Popular particular case is cross entropy for binary classification:

$$-(y_o log[p_o] + [1-y_o] log[1-p_o])$$
$$
y_o=\begin{cases}
1, & \text{if the } o\text{-th observation has a learnt trait}, \\
0, & \text{otherwise}.
\end{cases}
$$

- $p_o$: probability that trait under consideration manifests itself in an $o$-th object.

---

Consider example estimating performance of the predicted probabilites to the array where each object belongs to one of three classes - $\{1, 2, 2, 3, 3, 1, 3\}$.

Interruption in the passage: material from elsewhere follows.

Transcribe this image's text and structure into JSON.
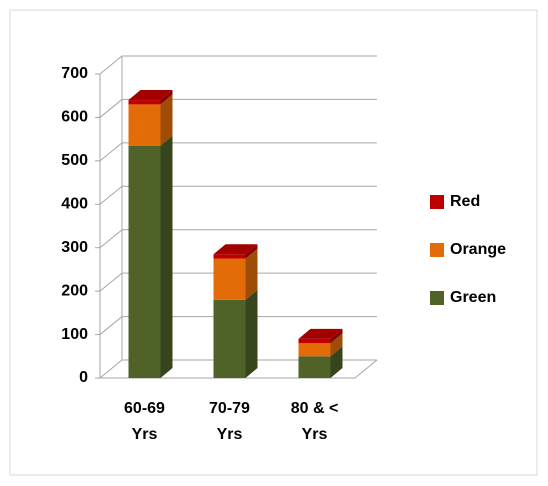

It has to be transformed into an array like $y_{o, c}$. The following cell shows the corresponding Python code.

In [16]:
array = np.array([1, 2, 2, 3, 3, 1, 3])
y = np.concatenate(
    [
        (array==i).astype(int)[None, :].T
        for i in np.sort(np.unique(array))
    ], 
    axis=1
)
y

array([[1, 0, 0],
       [0, 1, 0],
       [0, 1, 0],
       [0, 0, 1],
       [0, 0, 1],
       [1, 0, 0],
       [0, 0, 1]])

Now suppose we have three algorithms that return probabilities $p_{o,c}$:

In [71]:
np.random.seed(10)

gen_probs = lambda m: np.clip(
    np.random.normal(loc=m, scale=0.1 ,size=y.shape), 
    a_min=0, 
    a_max=1
)
best_probs = np.round(np.where(y==1, gen_probs(0.7), gen_probs(0.3)), 3)
good_probs = np.round(np.where(y==1, gen_probs(0.6), gen_probs(0.4)), 3)
bad_probs = np.round(np.where(y==1, gen_probs(0.5), gen_probs(0.5)), 3)

for v in [best_probs, good_probs, bad_probs]:
    display(v)

array([[0.833, 0.327, 0.538],
       [0.412, 0.762, 0.31 ],
       [0.44 , 0.711, 0.361],
       [0.273, 0.245, 0.82 ],
       [0.252, 0.431, 0.723],
       [0.745, 0.266, 0.426],
       [0.227, 0.366, 0.502]])

array([[0.506, 0.392, 0.347],
       [0.505, 0.566, 0.364],
       [0.388, 0.585, 0.446],
       [0.378, 0.499, 0.671],
       [0.647, 0.249, 0.839],
       [0.692, 0.32 , 0.599],
       [0.574, 0.214, 0.713]])

array([[0.493, 0.47 , 0.585],
       [0.571, 0.522, 0.529],
       [0.453, 0.524, 0.426],
       [0.469, 0.465, 0.592],
       [0.514, 0.527, 0.583],
       [0.305, 0.368, 0.624],
       [0.747, 0.638, 0.486]])

The results of the "algorithms" are generated in such a way that there is a decrease in quality. The first and second "algorithms" have almost perfect accuracy, but the predictions of the first "algorithm" are more confident.

Here are the components of $y_{o, c} \log(p_{o,c})$:

In [78]:
for p in [best_probs, good_probs, bad_probs]:
    display(-np.log(p)*y)

array([[0.18272164, 0.        , 0.        ],
       [0.        , 0.27180872, 0.        ],
       [0.        , 0.34108285, 0.        ],
       [0.        , 0.        , 0.19845094],
       [0.        , 0.        , 0.32434606],
       [0.29437106, 0.        , 0.        ],
       [0.        , 0.        , 0.68915516]])

array([[0.68121861, 0.        , 0.        ],
       [0.        , 0.5691612 , 0.        ],
       [0.        , 0.53614343, 0.        ],
       [0.        , 0.        , 0.39898614],
       [0.        , 0.        , 0.17554457],
       [0.36816932, 0.        , 0.        ],
       [0.        , 0.        , 0.33827386]])

array([[0.7072461 , 0.        , 0.        ],
       [0.        , 0.65008769, 0.        ],
       [0.        , 0.64626359, 0.        ],
       [0.        , 0.        , 0.52424864],
       [0.        , 0.        , 0.53956809],
       [1.1874435 , 0.        , 0.        ],
       [0.        , 0.        , 0.72154666]])

It's interesting that only the predictions for $y_{o,c}$ play a role; more confident predictions generate less cross-entropy for that observation.

And just to be sure, let's compute the average cross-entropy for the entire sample:

In [80]:
for p in [best_probs, good_probs, bad_probs]:
    display(np.sum(-np.log(p)*y, axis=1, keepdims=True).mean())

0.3288480606756968

0.43821387695451447

0.7109148978408835

Obviously, higher-quality algorithms received a lower score.